Our first screenshot is the Hitachi drive with Automatic Acoustic Management (AAM) and Native Command Queuing (NCQ) turned on in RAID 0 operation with the second screenshot showing the same configuration with a single drive. The RAID 0 setup shows a 98% increase in the minimum transfer rate and a 41% increase in the average sustained transfer rate. The maximum transfer rate also increases 41% although the burst rate is slightly lower. We believe HD Tune has a bug as the RAID 0 results indicate access times improving slightly when in reality they should not change or perhaps even increase slightly. Our HD Tach results bear this out so we will ignore the reported improvements in RAID 0 access times with this program.
The third screenshot is the RAID 0 results with AAM off and NCQ on.
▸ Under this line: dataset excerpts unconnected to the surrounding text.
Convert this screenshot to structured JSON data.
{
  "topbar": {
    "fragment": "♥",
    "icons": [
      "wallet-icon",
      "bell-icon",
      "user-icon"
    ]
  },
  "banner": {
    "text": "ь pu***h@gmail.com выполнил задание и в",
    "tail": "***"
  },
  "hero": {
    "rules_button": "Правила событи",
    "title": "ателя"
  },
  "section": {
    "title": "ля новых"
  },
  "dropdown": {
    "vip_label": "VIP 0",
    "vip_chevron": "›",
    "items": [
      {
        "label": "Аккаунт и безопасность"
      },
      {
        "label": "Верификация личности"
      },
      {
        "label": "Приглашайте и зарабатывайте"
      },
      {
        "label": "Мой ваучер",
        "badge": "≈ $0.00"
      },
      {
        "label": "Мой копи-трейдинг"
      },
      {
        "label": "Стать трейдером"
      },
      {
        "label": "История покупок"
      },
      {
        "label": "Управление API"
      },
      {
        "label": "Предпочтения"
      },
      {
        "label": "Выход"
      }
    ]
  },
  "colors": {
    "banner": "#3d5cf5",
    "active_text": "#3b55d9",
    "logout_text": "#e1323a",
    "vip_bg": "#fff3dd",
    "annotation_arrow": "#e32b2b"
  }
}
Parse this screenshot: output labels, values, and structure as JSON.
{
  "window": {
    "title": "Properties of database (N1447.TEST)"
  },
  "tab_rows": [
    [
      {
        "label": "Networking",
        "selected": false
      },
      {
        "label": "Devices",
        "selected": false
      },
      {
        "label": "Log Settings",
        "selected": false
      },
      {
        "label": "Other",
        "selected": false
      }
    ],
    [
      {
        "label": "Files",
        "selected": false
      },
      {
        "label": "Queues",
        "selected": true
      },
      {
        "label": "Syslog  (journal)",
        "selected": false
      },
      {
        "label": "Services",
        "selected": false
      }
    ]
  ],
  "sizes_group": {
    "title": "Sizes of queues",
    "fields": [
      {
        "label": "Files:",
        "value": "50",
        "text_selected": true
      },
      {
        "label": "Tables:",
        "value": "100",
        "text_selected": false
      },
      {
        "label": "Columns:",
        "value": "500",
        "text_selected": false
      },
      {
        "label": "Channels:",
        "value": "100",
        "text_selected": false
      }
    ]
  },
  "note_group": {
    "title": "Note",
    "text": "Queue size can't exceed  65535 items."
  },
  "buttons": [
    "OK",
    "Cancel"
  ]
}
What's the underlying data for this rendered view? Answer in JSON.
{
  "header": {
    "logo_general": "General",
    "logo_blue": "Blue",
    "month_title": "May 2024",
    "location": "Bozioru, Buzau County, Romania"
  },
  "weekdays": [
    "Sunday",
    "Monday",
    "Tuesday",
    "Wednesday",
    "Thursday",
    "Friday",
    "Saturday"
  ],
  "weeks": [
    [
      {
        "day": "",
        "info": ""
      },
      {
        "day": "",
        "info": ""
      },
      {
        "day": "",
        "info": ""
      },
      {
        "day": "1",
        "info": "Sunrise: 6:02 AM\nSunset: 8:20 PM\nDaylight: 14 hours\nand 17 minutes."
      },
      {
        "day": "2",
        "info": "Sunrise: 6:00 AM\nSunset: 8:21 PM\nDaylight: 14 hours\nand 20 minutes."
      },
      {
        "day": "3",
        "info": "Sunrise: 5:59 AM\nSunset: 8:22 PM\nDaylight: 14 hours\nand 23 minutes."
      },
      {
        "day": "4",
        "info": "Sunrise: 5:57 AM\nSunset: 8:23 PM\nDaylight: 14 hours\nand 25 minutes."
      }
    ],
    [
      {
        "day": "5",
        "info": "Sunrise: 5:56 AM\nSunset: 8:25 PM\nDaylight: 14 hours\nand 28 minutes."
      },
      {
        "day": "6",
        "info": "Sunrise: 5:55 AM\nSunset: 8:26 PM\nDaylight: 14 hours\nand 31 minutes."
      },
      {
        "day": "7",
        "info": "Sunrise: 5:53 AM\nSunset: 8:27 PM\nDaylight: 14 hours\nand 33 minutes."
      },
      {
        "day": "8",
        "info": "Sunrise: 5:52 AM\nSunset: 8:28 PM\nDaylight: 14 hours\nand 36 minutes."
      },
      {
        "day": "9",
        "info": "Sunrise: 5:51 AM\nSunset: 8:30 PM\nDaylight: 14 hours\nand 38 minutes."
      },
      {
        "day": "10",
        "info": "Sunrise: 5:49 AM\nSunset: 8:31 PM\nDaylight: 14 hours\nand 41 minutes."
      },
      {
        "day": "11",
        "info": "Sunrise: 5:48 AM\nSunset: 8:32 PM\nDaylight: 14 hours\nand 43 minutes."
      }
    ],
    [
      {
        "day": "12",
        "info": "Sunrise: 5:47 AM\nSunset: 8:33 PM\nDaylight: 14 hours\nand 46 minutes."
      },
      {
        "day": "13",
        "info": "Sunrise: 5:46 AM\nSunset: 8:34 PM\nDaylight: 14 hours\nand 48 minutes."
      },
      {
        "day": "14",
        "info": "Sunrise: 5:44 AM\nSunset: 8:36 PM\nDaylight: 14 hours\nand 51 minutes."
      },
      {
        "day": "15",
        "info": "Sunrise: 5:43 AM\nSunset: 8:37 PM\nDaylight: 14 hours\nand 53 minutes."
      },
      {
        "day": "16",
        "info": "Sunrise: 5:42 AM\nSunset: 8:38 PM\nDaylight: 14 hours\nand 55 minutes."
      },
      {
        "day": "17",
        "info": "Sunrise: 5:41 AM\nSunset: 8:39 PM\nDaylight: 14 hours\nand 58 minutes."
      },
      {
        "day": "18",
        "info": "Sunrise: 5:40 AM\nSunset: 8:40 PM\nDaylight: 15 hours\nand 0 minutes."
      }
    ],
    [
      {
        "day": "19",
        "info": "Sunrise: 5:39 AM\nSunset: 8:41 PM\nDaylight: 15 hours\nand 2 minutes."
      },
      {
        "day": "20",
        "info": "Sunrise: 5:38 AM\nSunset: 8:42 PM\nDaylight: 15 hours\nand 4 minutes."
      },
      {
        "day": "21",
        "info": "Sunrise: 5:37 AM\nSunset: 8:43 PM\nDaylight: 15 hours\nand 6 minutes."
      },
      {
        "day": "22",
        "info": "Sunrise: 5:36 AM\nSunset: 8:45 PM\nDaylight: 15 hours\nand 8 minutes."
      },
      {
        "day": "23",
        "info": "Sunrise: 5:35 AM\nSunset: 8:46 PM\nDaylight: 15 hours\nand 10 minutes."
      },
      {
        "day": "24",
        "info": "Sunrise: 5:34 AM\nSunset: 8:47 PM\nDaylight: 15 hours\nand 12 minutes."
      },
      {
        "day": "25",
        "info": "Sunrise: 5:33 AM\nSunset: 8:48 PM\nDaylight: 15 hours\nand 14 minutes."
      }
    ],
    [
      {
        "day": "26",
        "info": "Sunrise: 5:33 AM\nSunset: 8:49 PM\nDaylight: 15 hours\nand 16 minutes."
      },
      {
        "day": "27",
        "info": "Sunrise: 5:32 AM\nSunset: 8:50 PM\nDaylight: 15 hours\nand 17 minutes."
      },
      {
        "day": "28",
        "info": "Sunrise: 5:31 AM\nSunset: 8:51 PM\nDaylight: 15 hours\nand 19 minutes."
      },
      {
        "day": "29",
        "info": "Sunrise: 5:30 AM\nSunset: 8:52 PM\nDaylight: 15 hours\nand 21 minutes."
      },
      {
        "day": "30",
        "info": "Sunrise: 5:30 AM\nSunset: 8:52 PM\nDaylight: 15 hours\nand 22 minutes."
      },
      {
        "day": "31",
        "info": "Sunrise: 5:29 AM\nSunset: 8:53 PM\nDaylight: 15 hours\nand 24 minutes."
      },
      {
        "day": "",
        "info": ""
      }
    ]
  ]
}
The transfer rates are basically the same with the only difference being a further reduction in access times compared to our first RAID 0 test result. We noticed the same drop in access times when turning off AAM during our single drive testing in the first article. Although the access times are improved we believe the benefits in the acoustics department outweigh the slight performance improvements we noticed in our application tests. We found that enabling AAM usually did not alter the test results more than 1% and at times the scores were a tie.
Hard Disk Performance: HD Tach 3.0
We are also including HD Tach results for review. Once again the order of the screenshots is the same as in our HDTune results. In this benchmark we see a 50% increase in the average read rates and a 52% increase in burst speeds over the single drive configuration with access times remaining the same in the AAM on /NCQ on tests. Our RAID 0 results with AAM off show an improvement in access times and sustained transfer rates while burst rates decline slightly compared to our other RAID 0 test results. While these numbers are impressive, we will have to see if they translate directly to improved application scores.